OCBC Automates Cooperation with Law Enforcers

OCBC has implemented an automated solution that accelerates collaboration with law enforcement agencies by up to 100-fold.

On average, it takes between 10 days and three months for banks to respond to production orders or requests by law enforcement agencies to provide information for investigation on the bank accounts of individuals or companies. With the new solution – Production Orders: Electronic Transmission (POET) – OCBC will cut turnaround time to just one or two working days with minimal manual processing assuming the information requested does not exceed 13 months.

By greatly reducing the turnaround time for production orders, we are doing our part to put the squeeze on criminals, said Loretta Yuen, OCBC’s head of group legal and regulatory compliance.

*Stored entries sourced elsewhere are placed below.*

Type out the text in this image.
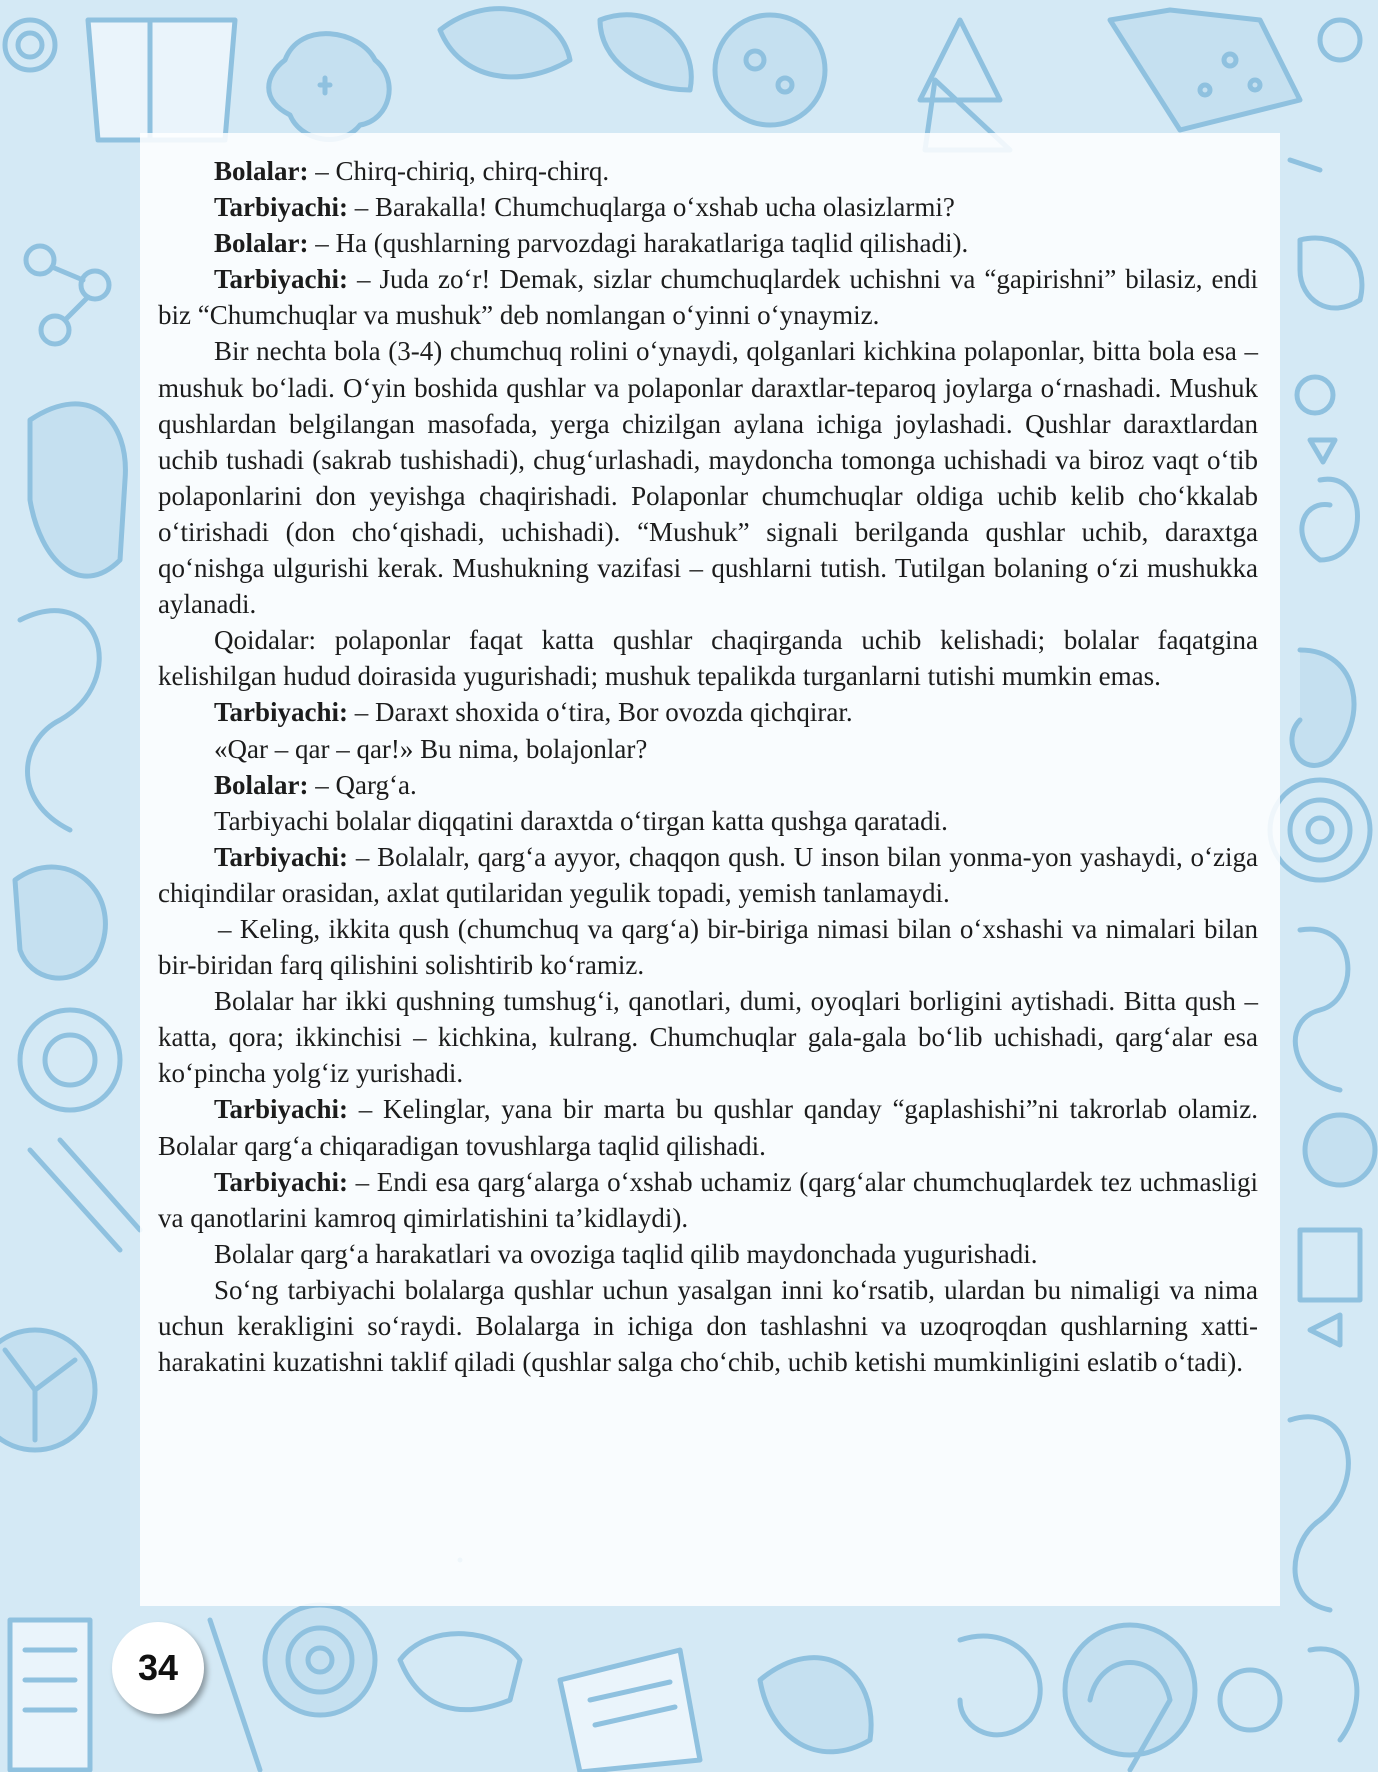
Bolalar: – Chirq-chiriq, chirq-chirq.

Tarbiyachi: – Barakalla! Chumchuqlarga o‘xshab ucha olasizlarmi?

Bolalar: – Ha (qushlarning parvozdagi harakatlariga taqlid qilishadi).

Tarbiyachi: – Juda zo‘r! Demak, sizlar chumchuqlardek uchishni va “gapirishni” bilasiz, endi biz “Chumchuqlar va mushuk” deb nomlangan o‘yinni o‘ynaymiz.

Bir nechta bola (3-4) chumchuq rolini o‘ynaydi, qolganlari kichkina polaponlar, bitta bola esa – mushuk bo‘ladi. O‘yin boshida qushlar va polaponlar daraxtlar-teparoq joylarga o‘rnashadi. Mushuk qushlardan belgilangan masofada, yerga chizilgan aylana ichiga joylashadi. Qushlar daraxtlardan uchib tushadi (sakrab tushishadi), chug‘urlashadi, maydoncha tomonga uchishadi va biroz vaqt o‘tib polaponlarini don yeyishga chaqirishadi. Polaponlar chumchuqlar oldiga uchib kelib cho‘kkalab o‘tirishadi (don cho‘qishadi, uchishadi). “Mushuk” signali berilganda qushlar uchib, daraxtga qo‘nishga ulgurishi kerak. Mushukning vazifasi – qushlarni tutish. Tutilgan bolaning o‘zi mushukka aylanadi.

Qoidalar: polaponlar faqat katta qushlar chaqirganda uchib kelishadi; bolalar faqatgina kelishilgan hudud doirasida yugurishadi; mushuk tepalikda turganlarni tutishi mumkin emas.

Tarbiyachi: – Daraxt shoxida o‘tira, Bor ovozda qichqirar.

«Qar – qar – qar!» Bu nima, bolajonlar?

Bolalar: – Qarg‘a.

Tarbiyachi bolalar diqqatini daraxtda o‘tirgan katta qushga qaratadi.

Tarbiyachi: – Bolalalr, qarg‘a ayyor, chaqqon qush. U inson bilan yonma-yon yashaydi, o‘ziga chiqindilar orasidan, axlat qutilaridan yegulik topadi, yemish tanlamaydi.

– Keling, ikkita qush (chumchuq va qarg‘a) bir-biriga nimasi bilan o‘xshashi va nimalari bilan bir-biridan farq qilishini solishtirib ko‘ramiz.

Bolalar har ikki qushning tumshug‘i, qanotlari, dumi, oyoqlari borligini aytishadi. Bitta qush – katta, qora; ikkinchisi – kichkina, kulrang. Chumchuqlar gala-gala bo‘lib uchishadi, qarg‘alar esa ko‘pincha yolg‘iz yurishadi.

Tarbiyachi: – Kelinglar, yana bir marta bu qushlar qanday “gaplashishi”ni takrorlab olamiz. Bolalar qarg‘a chiqaradigan tovushlarga taqlid qilishadi.

Tarbiyachi: – Endi esa qarg‘alarga o‘xshab uchamiz (qarg‘alar chumchuqlardek tez uchmasligi va qanotlarini kamroq qimirlatishini ta’kidlaydi).

Bolalar qarg‘a harakatlari va ovoziga taqlid qilib maydonchada yugurishadi.

So‘ng tarbiyachi bolalarga qushlar uchun yasalgan inni ko‘rsatib, ulardan bu nimaligi va nima uchun kerakligini so‘raydi. Bolalarga in ichiga don tashlashni va uzoqroqdan qushlarning xatti-harakatini kuzatishni taklif qiladi (qushlar salga cho‘chib, uchib ketishi mumkinligini eslatib o‘tadi).

34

After a successful pilot, OCBC launched POET in collaboration with the Commercial Affairs Department (CAD) in July 2019. Since then, it has extended collaboration to other agencies including the Singapore Customs, Inland Revenue Authority of Singapore (IRAS), the Corrupt Practices Investigations Bureau (CPIB) and various units under the Singapore Police Force. It is in collaboration with more than 10 law enforcement agencies and expects about 70 percent of production orders to come through POET.

Other banks are also considering to adopt the solution to improve compliance efficiency. In addition to DBS and UOB, the report noted that foreign banks in Singapore also expressed interest in POET.

Collaboration with regulators aside, Yuen also highlighted the benefit of data gathered by POET for banks not only to respond to requests but to identify compliance risk early.

We can use it as additional surveillance risk indicators, as well as in intelligence data mining and transactional link analysis to identify hidden relationships and/or clustering relationships that may pose money laundering risks to the bank, Yuen said.

On average, OCBC receives more than 1,000 production orders per month from law enforcement agencies and the figure is projected to rise in the coming years.